Speaking at Economic Outlook 2013, Rajan, who also is chief economic adviser in the Indian government, said strengthening the middle class comes slowly.
“Chinese consumption is low because wages are low,” he said. Further clouding the situation were bad loans by lenders “that have come home to roost.”
Rajan said the government-controlled enterprises must allow wages to rise, which is inevitable as the country produces higher value-added goods.
China started out by manufacturing footwear and textiles, he said. Now the nation manufactures computers and other office machines, which include domestically-produced computer chips. “The ‘China price’ will become something of the past,” he said.

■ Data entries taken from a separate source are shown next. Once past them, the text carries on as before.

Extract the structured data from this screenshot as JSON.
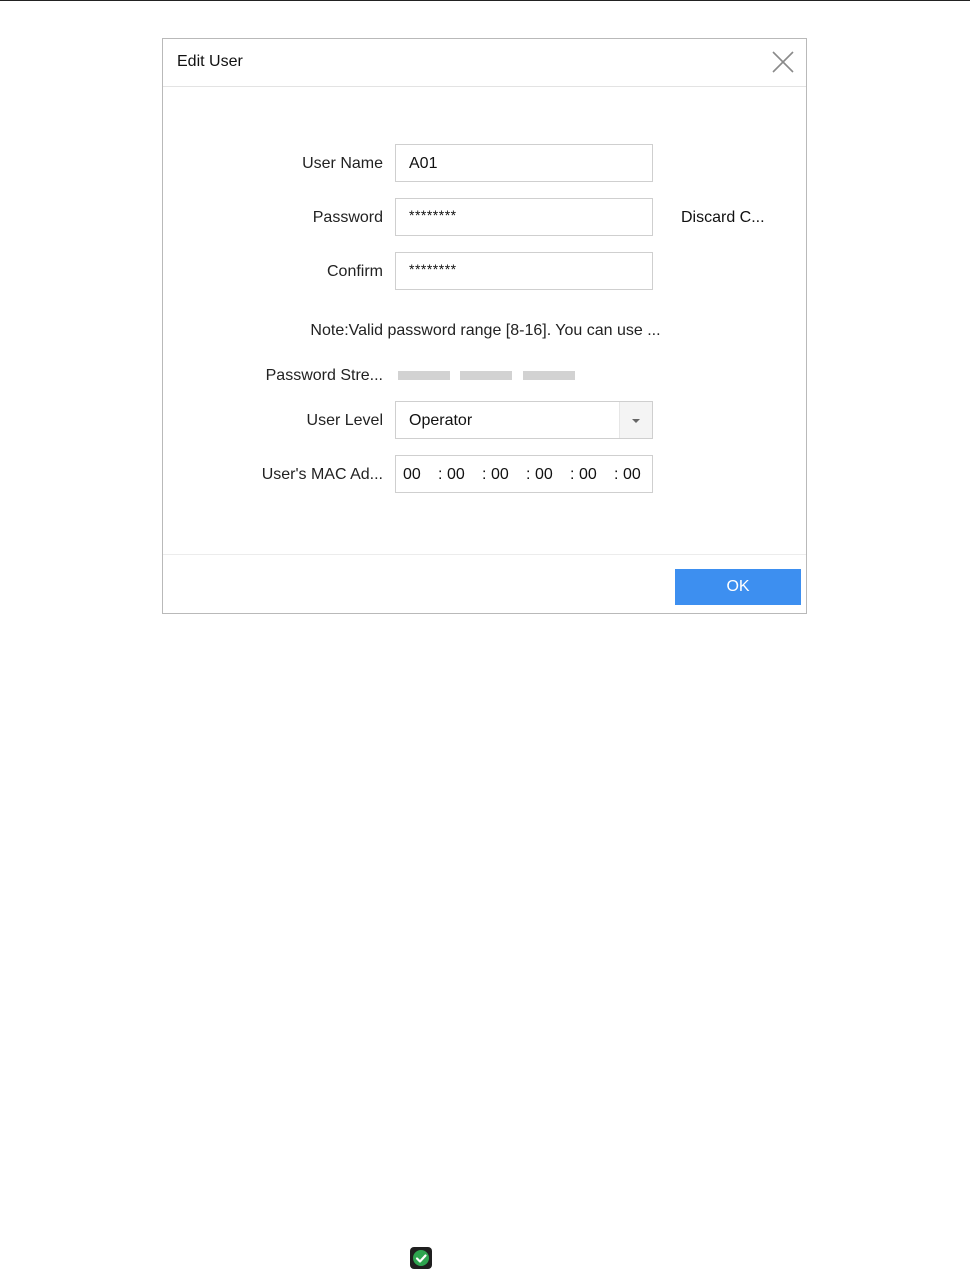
{
  "dialog": {
    "title": "Edit User",
    "fields": {
      "user_name": {
        "label": "User Name",
        "value": "A01"
      },
      "password": {
        "label": "Password",
        "value": "********",
        "discard_label": "Discard C..."
      },
      "confirm": {
        "label": "Confirm",
        "value": "********"
      },
      "note": "Note:Valid password range [8-16]. You can use ...",
      "strength": {
        "label": "Password Stre..."
      },
      "user_level": {
        "label": "User Level",
        "value": "Operator"
      },
      "mac": {
        "label": "User's MAC Ad...",
        "segments": [
          "00",
          "00",
          "00",
          "00",
          "00",
          "00"
        ]
      }
    },
    "ok_label": "OK"
  },
  "icons": {
    "close": "close-icon",
    "dropdown": "chevron-down-icon",
    "check": "check-circle-icon"
  },
  "colors": {
    "accent": "#3d8ff0",
    "strength_bar": "#d2d2d2",
    "check": "#2ea44f"
  }
}
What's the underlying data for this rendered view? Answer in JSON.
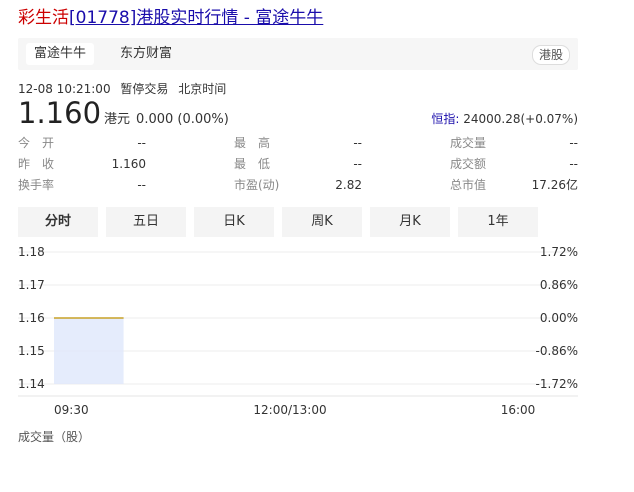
{
  "header": {
    "stock_name": "彩生活",
    "title_rest": "[01778]港股实时行情 - 富途牛牛"
  },
  "source_tabs": [
    {
      "label": "富途牛牛",
      "active": true
    },
    {
      "label": "东方财富",
      "active": false
    }
  ],
  "market_badge": "港股",
  "status": {
    "datetime": "12-08 10:21:00",
    "trading_state": "暂停交易",
    "timezone": "北京时间"
  },
  "quote": {
    "price": "1.160",
    "currency": "港元",
    "change": "0.000 (0.00%)"
  },
  "index": {
    "label": "恒指:",
    "value": "24000.28(+0.07%)"
  },
  "stats": [
    {
      "key": "今　开",
      "value": "--"
    },
    {
      "key": "最　高",
      "value": "--"
    },
    {
      "key": "成交量",
      "value": "--"
    },
    {
      "key": "昨　收",
      "value": "1.160"
    },
    {
      "key": "最　低",
      "value": "--"
    },
    {
      "key": "成交额",
      "value": "--"
    },
    {
      "key": "换手率",
      "value": "--"
    },
    {
      "key": "市盈(动)",
      "value": "2.82"
    },
    {
      "key": "总市值",
      "value": "17.26亿"
    }
  ],
  "period_tabs": [
    {
      "label": "分时",
      "active": true
    },
    {
      "label": "五日",
      "active": false
    },
    {
      "label": "日K",
      "active": false
    },
    {
      "label": "周K",
      "active": false
    },
    {
      "label": "月K",
      "active": false
    },
    {
      "label": "1年",
      "active": false
    }
  ],
  "chart_data": {
    "type": "line",
    "y_ticks": [
      "1.18",
      "1.17",
      "1.16",
      "1.15",
      "1.14"
    ],
    "y_tick_values": [
      1.18,
      1.17,
      1.16,
      1.15,
      1.14
    ],
    "pct_ticks": [
      "1.72%",
      "0.86%",
      "0.00%",
      "-0.86%",
      "-1.72%"
    ],
    "x_ticks": [
      "09:30",
      "12:00/13:00",
      "16:00"
    ],
    "ylim": [
      1.14,
      1.18
    ],
    "series": [
      {
        "values": [
          1.16,
          1.16
        ]
      }
    ],
    "series_fraction_of_day": 0.15,
    "line_color": "#c9a227",
    "fill_color": "#dfe7fb",
    "grid": true
  },
  "volume": {
    "label": "成交量（股）"
  }
}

The result, he predicted, will be more sustainable growth. “Emerging markets are changing in the right way.”
Speaking to hopes for a robust worldwide economic recovery, Rajan said it will take time for countries to “rebalance.” The biggest challenge for industrial nations, he said, is how to deal with social contracts and restore growth at the same time.
“In the medium term, industrialized countries will have to default on their promises such as social security and healthcare,” he said. “How they choose which promises to keep and how they sell it to people will exacerbate or reduce social tensions.”
Asked whether a US debt-to-GDP ratio of 350 percent is a “new normal,” Rajan said dollar-denominated debt looks strong compared to other currencies.
“Wherever I go, the United States (economy) looks better than any other industrial economy,” he said.